Our Fused Model is trained on Google Colab with two Intel Xeon CPU core at 2.30GHz
and one Tesla T4/P8 GPU or equivalent sets of hardware.
The hyper-perameters for the reported results are
- Learning Rate: 4e-5
- Weight Decay: 0.01
- LR Scheduler: linear
- Epoch: 5
- Batch Size: 8
# Download transformers 4.4.2
wget https://github.com/huggingface/transformers/archive/refs/tags/v4.4.2.zip
unzip v4.4.2.zip
cp -rf transformers-4.4.2/src/transformers/ ./
rm -rf transformers-4.4.2 v4.4.2.zip
# Replace modeling file with our modified version
git clone https://github.com/LesterLian/mBERT-fused-M2M100.git
cp -f mBERT-fused-M2M100/* ./
cp -rf mBERT-fused-M2M100/transformers ./
# Install dependencies
pip install datasets==1.5.0 sacremoses==0.0.43 sentencepiece transformers==4.4.2
The following code will replicate our training and generation process:
python train_trainer.py --do_train --do_eval --do_generate
We can load a trained checkpoint of the Fused Model like this:
python train_trainer.py --do_generate --checkpoint checkpoint_path
To use different hyper-parameters or datasets, look at the supported arguments by running:
D:/Users/lianz/Coding/Projects/cmsc828i/train_trainer.py -h
# The output is
#usage: train_trainer.py [-h] [--dataset_name DATASET_NAME]
# [--dataset_arg DATASET_ARG]
# [--load_local_dataset LOAD_LOCAL_DATASET]
# [--max_source_length MAX_SOURCE_LENGTH]
# [--max_target_length MAX_TARGET_LENGTH]
# [--source_lang SOURCE_LANG]
# [--target_lang TARGET_LANG]
# [--max_bert_input_length MAX_BERT_INPUT_LENGTH]
# [--bert_type BERT_TYPE] [--fuse_method FUSE_METHOD]
# [--checkpoint_path CHECKPOINT_PATH]
# [--checkpoint CHECKPOINT] [--batch_size BATCH_SIZE]
# [--learning_rate LEARNING_RATE]
# [--weight_decay WEIGHT_DECAY]
# [--num_train_epochs NUM_TRAIN_EPOCHS] [--do_train]

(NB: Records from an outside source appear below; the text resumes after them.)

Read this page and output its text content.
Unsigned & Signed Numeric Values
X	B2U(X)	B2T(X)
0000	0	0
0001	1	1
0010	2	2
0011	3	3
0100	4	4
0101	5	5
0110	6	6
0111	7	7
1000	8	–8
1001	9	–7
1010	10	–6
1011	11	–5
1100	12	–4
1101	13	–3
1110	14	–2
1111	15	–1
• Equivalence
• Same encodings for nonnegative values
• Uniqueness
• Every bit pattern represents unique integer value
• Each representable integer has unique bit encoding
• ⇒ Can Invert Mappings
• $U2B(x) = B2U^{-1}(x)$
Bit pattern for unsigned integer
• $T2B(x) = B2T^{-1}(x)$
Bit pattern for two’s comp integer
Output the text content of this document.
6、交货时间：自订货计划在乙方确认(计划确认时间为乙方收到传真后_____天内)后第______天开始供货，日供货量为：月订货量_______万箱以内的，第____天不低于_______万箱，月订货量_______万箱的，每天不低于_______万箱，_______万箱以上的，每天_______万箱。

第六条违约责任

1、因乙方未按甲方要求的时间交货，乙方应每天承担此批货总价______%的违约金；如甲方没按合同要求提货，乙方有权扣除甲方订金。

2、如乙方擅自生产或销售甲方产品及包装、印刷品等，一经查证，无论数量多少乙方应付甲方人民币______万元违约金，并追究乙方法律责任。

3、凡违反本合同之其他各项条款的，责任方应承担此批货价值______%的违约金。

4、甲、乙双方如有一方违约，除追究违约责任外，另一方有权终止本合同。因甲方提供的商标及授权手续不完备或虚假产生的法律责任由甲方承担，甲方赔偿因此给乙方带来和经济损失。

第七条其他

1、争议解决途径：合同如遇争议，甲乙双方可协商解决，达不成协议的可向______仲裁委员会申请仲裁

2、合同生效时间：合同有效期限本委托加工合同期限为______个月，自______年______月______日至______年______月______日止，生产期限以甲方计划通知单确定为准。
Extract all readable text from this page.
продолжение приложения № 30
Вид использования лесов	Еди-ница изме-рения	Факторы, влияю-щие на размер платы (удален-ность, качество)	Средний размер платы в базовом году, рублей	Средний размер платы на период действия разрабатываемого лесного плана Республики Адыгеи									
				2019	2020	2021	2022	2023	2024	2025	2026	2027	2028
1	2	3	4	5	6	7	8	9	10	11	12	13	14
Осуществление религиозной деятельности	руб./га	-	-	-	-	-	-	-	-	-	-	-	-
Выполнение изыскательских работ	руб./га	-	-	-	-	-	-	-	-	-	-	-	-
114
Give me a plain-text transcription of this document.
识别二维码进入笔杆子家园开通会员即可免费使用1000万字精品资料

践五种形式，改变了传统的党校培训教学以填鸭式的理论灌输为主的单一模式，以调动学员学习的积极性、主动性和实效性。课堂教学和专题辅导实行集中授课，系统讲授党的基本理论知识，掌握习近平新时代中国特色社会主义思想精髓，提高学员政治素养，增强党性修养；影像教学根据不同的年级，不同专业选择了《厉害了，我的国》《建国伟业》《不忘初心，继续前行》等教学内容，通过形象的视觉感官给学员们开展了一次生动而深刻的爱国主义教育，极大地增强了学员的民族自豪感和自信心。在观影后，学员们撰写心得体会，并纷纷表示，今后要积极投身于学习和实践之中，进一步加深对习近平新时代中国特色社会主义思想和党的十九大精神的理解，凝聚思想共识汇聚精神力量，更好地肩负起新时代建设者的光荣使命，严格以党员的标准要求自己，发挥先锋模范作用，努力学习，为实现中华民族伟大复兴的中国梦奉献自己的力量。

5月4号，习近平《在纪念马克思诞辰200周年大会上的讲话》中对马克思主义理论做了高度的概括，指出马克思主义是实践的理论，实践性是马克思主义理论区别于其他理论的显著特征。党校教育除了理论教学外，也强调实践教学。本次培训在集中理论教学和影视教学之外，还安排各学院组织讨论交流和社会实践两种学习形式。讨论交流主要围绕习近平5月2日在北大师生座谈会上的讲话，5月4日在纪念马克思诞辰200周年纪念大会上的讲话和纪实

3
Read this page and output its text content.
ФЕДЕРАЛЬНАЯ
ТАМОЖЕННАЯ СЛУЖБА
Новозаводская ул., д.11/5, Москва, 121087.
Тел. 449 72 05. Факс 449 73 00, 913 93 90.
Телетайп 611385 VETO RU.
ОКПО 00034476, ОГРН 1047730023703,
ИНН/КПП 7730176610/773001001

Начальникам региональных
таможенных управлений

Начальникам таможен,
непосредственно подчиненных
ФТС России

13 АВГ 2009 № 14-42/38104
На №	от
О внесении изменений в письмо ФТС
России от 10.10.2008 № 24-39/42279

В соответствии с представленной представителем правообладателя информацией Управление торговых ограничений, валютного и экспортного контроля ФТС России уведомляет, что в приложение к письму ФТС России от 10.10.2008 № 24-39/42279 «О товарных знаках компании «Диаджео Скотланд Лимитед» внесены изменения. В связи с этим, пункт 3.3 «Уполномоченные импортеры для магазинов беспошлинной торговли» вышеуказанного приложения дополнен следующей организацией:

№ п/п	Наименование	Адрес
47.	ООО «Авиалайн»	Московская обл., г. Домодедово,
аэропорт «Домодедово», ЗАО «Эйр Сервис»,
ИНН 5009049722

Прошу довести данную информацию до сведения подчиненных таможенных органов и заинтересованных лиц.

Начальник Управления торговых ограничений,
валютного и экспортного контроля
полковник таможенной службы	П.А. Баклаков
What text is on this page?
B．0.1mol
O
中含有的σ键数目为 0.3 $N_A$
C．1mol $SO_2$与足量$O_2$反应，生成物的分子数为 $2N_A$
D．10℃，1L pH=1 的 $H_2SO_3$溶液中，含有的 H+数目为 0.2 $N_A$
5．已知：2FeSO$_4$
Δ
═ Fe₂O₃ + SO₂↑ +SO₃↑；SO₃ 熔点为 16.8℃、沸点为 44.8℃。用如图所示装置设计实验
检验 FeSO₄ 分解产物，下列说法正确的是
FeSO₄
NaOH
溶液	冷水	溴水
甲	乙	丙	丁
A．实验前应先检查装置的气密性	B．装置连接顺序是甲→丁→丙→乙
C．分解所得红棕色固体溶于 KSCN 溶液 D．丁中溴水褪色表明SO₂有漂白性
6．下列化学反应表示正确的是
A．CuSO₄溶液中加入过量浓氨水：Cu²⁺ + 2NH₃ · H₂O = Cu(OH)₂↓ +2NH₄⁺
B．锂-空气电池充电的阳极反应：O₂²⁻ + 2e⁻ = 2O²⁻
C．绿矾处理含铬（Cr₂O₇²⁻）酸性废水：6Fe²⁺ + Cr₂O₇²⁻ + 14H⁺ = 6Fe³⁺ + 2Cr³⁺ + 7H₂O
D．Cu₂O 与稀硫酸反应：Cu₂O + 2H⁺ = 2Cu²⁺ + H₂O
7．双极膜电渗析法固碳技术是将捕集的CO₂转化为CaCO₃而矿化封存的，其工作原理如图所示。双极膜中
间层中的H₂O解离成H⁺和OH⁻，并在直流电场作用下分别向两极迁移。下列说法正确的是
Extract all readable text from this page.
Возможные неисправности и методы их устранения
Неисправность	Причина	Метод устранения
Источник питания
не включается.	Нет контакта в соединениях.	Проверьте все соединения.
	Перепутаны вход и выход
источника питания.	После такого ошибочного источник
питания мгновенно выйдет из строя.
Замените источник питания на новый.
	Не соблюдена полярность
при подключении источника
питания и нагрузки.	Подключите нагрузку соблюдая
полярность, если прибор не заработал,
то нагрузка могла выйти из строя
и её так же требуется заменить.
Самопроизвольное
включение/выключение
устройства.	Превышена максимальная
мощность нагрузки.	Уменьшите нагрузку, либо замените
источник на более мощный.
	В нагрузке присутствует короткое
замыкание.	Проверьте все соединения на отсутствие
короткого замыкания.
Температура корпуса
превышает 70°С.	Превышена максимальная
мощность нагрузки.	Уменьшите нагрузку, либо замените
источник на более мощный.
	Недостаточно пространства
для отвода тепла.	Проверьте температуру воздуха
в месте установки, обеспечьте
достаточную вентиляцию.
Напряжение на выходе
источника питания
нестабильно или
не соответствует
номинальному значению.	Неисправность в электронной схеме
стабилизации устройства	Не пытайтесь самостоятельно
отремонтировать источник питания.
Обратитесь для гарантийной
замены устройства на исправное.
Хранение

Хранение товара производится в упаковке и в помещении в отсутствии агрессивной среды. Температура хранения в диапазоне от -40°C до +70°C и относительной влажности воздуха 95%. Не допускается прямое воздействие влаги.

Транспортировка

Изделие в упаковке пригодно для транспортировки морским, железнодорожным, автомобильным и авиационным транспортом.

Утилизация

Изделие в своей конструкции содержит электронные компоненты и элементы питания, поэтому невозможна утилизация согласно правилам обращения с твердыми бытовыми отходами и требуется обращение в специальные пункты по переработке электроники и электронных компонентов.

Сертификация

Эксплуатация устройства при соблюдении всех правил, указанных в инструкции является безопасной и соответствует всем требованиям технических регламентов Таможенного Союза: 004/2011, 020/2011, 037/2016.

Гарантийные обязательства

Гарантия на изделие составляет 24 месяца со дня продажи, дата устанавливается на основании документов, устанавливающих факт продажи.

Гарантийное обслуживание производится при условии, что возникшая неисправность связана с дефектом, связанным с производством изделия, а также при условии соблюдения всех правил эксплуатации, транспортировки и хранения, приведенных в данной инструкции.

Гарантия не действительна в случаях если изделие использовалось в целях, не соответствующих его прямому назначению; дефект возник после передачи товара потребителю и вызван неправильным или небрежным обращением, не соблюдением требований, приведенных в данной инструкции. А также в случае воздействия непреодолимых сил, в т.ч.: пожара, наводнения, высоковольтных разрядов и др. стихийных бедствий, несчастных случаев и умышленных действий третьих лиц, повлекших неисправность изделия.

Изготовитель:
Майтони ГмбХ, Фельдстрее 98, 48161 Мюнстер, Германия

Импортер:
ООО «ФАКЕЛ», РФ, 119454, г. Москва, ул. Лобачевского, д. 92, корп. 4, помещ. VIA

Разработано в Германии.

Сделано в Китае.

# [--do_eval] [--do_generate]
#chrF metric:
git clone https://github.com/m-popovic/chrF
#characTER metric:
git clone https://github.com/rwth-i6/CharacTER
All the evaluation are scripted in scores.ipynb
git clone https://github.com/ganeshjawahar/interpret_bert.git
cp -rf interpret_bert/chunking/* ./
cp -rf mBERT-fused-M2M100/interpret_bert/chunking/* ./
# Download labeled data
wget https://www.clips.uantwerpen.be/conll2000/chunking/train.txt.gz
gunzip train.txt.gz
python extract_features.py --train_file train.txt --output_file chunking_rep.json --batch_size 2
python extract_features_mBERT.py --train_file train.txt --output_file chunking_rep.json --batch_size 2
python extract_features_m2m.py --train_file train.txt --output_file chunking_rep.json --batch_size 2
python extract_features_fused.py --checkpoint checkpoint_path/pytorch_model.bin --train_file train.txt --output_file chunking_rep.json --batch_size 2
python cluster.py --feat_file chunking_rep.json
python visualize.py --feat_file chunking_rep.json --output_file_prefix tsne_layer_
Our tokenized datasets is in data folder.
Our Phrasal Analysis Visualization results are in results/Phrasal_Syntax_Visualization folder with results for mBERT, M2M-100 and mBERT fused M2M-100 model.
Our Sinhala-English low resource NMT results are in results/Phrasal_Syntax_Visualization folder.